The company's decision to focus on the most free and open form of the operating system should aid in ensuring that proprietary software doesn't dominate efforts to settle on a standard Linux base, said Martin Fink, HP's general manager of Linux systems operations.
"Debian is the best means to that end," he said. "Debian is the only distribution that is not under someone's commercial control."
Of all the collections of software packaged together with the core Linux system software, or kernel, only Debian requires any software included in its distribution to have a "free" license such as the GNU General Public License or the BSD license.
While many companies have avoided Debian because it limits their ability to claim intellectual property, HP believes having a single official version that customers can use without licensing is good, Bruce Perens, a well-known Debian developer and HP's Linux advocate, said in an e-mail.
HP's move to Debian became public after Perens sent an e-mail to the Debian development list outlining the reasons that the company decided to support the free operating system.
"HP has already started vending Debian to customers and will be offering Debian support and training," Perens said in the e-mail.
The move to Debian, he added, is only the first step toward supporting the common Linux platform being developed under the Linux Standards Base project.
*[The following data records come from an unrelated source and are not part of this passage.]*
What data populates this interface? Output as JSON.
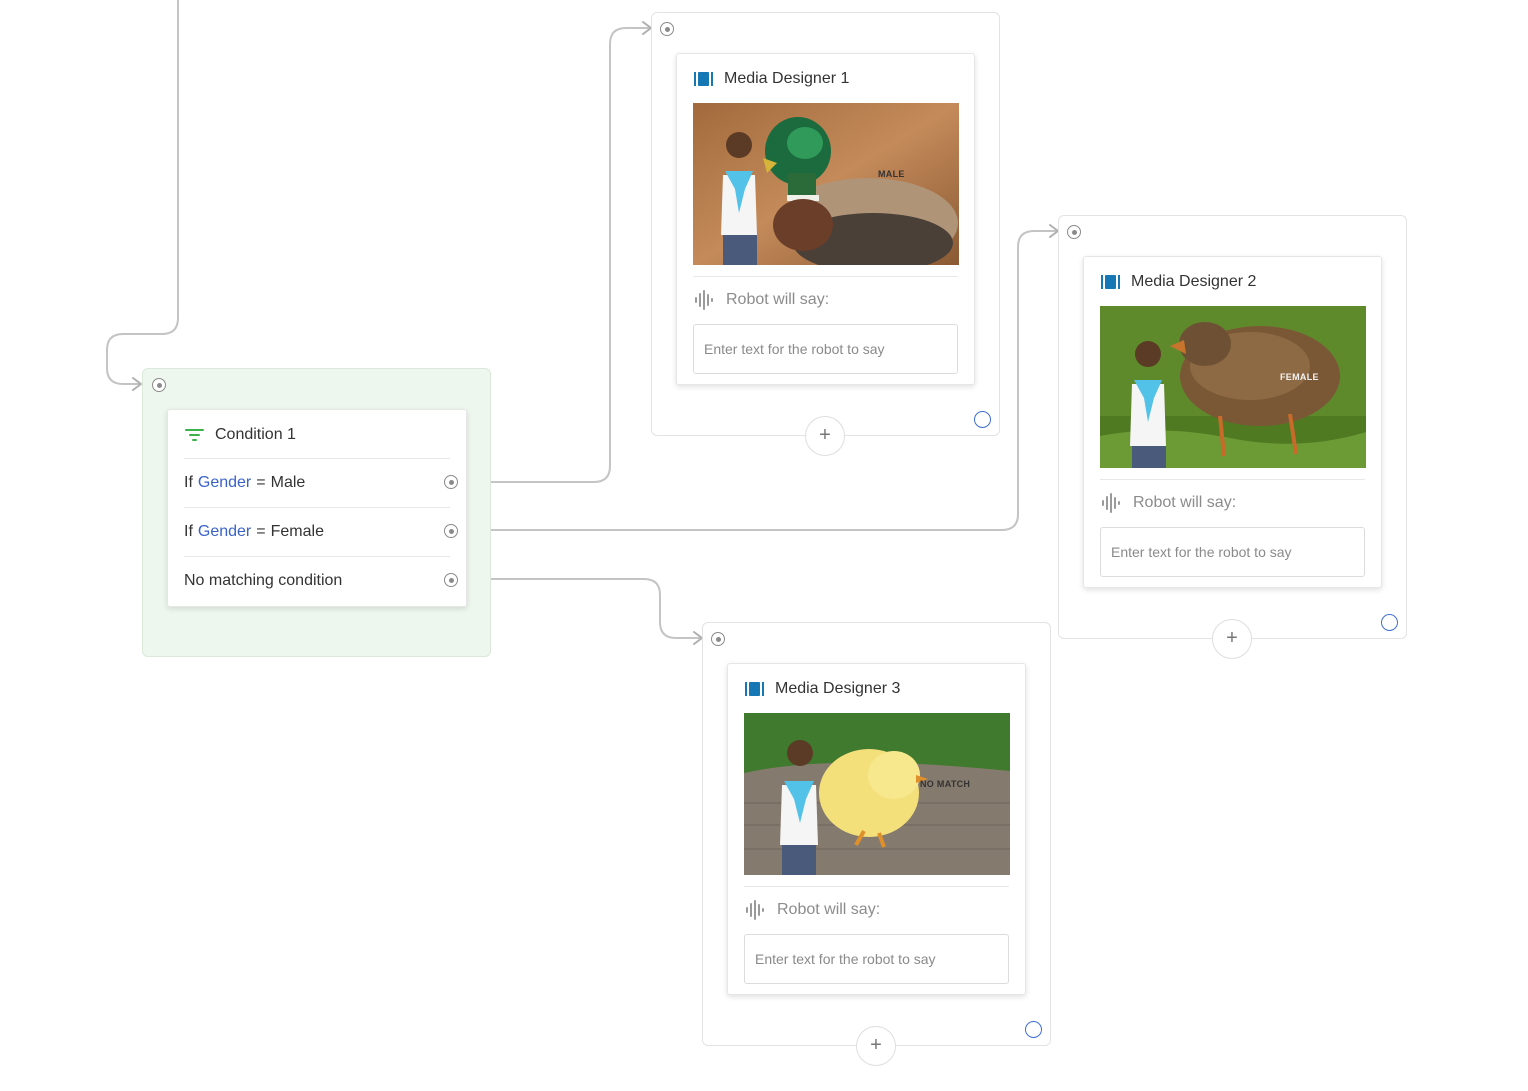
{
  "colors": {
    "accent_blue": "#3a62c9",
    "media_icon": "#1677b5",
    "condition_icon": "#3bb34a",
    "condition_bg": "#eef7ee",
    "edge": "#c4c4c4"
  },
  "condition": {
    "title": "Condition 1",
    "icon": "filter-icon",
    "rows": [
      {
        "prefix": "If",
        "variable": "Gender",
        "operator": "=",
        "value": "Male"
      },
      {
        "prefix": "If",
        "variable": "Gender",
        "operator": "=",
        "value": "Female"
      },
      {
        "text": "No matching condition"
      }
    ]
  },
  "media_nodes": [
    {
      "title": "Media Designer 1",
      "image_label": "MALE",
      "robot_label": "Robot will say:",
      "placeholder": "Enter text for the robot to say",
      "add_label": "+"
    },
    {
      "title": "Media Designer 2",
      "image_label": "FEMALE",
      "robot_label": "Robot will say:",
      "placeholder": "Enter text for the robot to say",
      "add_label": "+"
    },
    {
      "title": "Media Designer 3",
      "image_label": "NO MATCH",
      "robot_label": "Robot will say:",
      "placeholder": "Enter text for the robot to say",
      "add_label": "+"
    }
  ]
}
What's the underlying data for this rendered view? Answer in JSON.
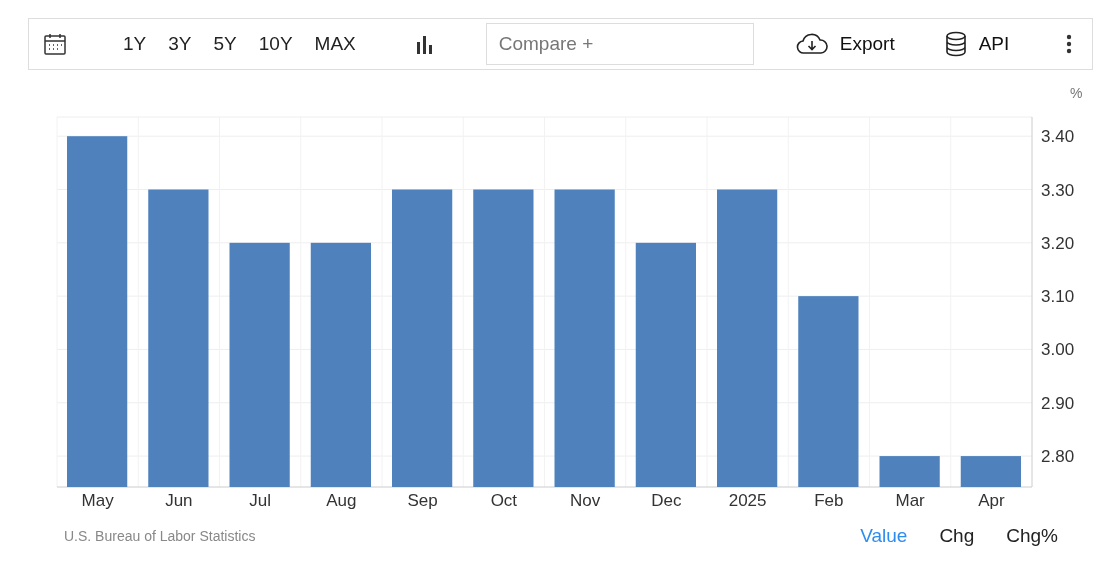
{
  "toolbar": {
    "ranges": [
      {
        "label": "1Y",
        "selected": false
      },
      {
        "label": "3Y",
        "selected": false
      },
      {
        "label": "5Y",
        "selected": false
      },
      {
        "label": "10Y",
        "selected": false
      },
      {
        "label": "MAX",
        "selected": false
      }
    ],
    "compare": {
      "placeholder": "Compare +"
    },
    "export": "Export",
    "api": "API"
  },
  "chart": {
    "unit": "%",
    "chart_data": {
      "type": "bar",
      "categories": [
        "May",
        "Jun",
        "Jul",
        "Aug",
        "Sep",
        "Oct",
        "Nov",
        "Dec",
        "2025",
        "Feb",
        "Mar",
        "Apr"
      ],
      "grid": true,
      "series": [
        {
          "color": "#4f81bd",
          "values": [
            3.4,
            3.3,
            3.2,
            3.2,
            3.3,
            3.3,
            3.3,
            3.2,
            3.3,
            3.1,
            2.8,
            2.8
          ]
        }
      ],
      "ylim": [
        2.742,
        3.436
      ],
      "yticks": [
        {
          "value": 2.8,
          "label": "2.80"
        },
        {
          "value": 2.9,
          "label": "2.90"
        },
        {
          "value": 3.0,
          "label": "3.00"
        },
        {
          "value": 3.1,
          "label": "3.10"
        },
        {
          "value": 3.2,
          "label": "3.20"
        },
        {
          "value": 3.3,
          "label": "3.30"
        },
        {
          "value": 3.4,
          "label": "3.40"
        }
      ]
    }
  },
  "footer": {
    "source": "U.S. Bureau of Labor Statistics",
    "views": [
      {
        "label": "Value",
        "selected": true
      },
      {
        "label": "Chg",
        "selected": false
      },
      {
        "label": "Chg%",
        "selected": false
      }
    ]
  }
}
The first version of the LSB is due out in a month.
"Supporting LSB us now a priority to HP," Perens said.
In moving to Debian, Palo Alto, Calif.-based HP has decided to continue to support Red Hat's Linux distribution, but not completely, HP's Fink added.
"We will support (Red Hat) on a number of our products," he said.
HP would like to support all Linux versions, he said, but that's not feasible. "To say that we are going to do all that work on every platform--that's unmanageable," he said.
As other versions start to comply with the Linux Standards Base, HP will add them to the list of supported platforms, he said.
While HP will customize parts of Debian to its needs, the move does not mean HP will be creating its own distribution, the term for a customized Linux release.
"Philosophically, what I do not want to do is create an HP Linux," Fink said. "The world doesn't need another version of Linux."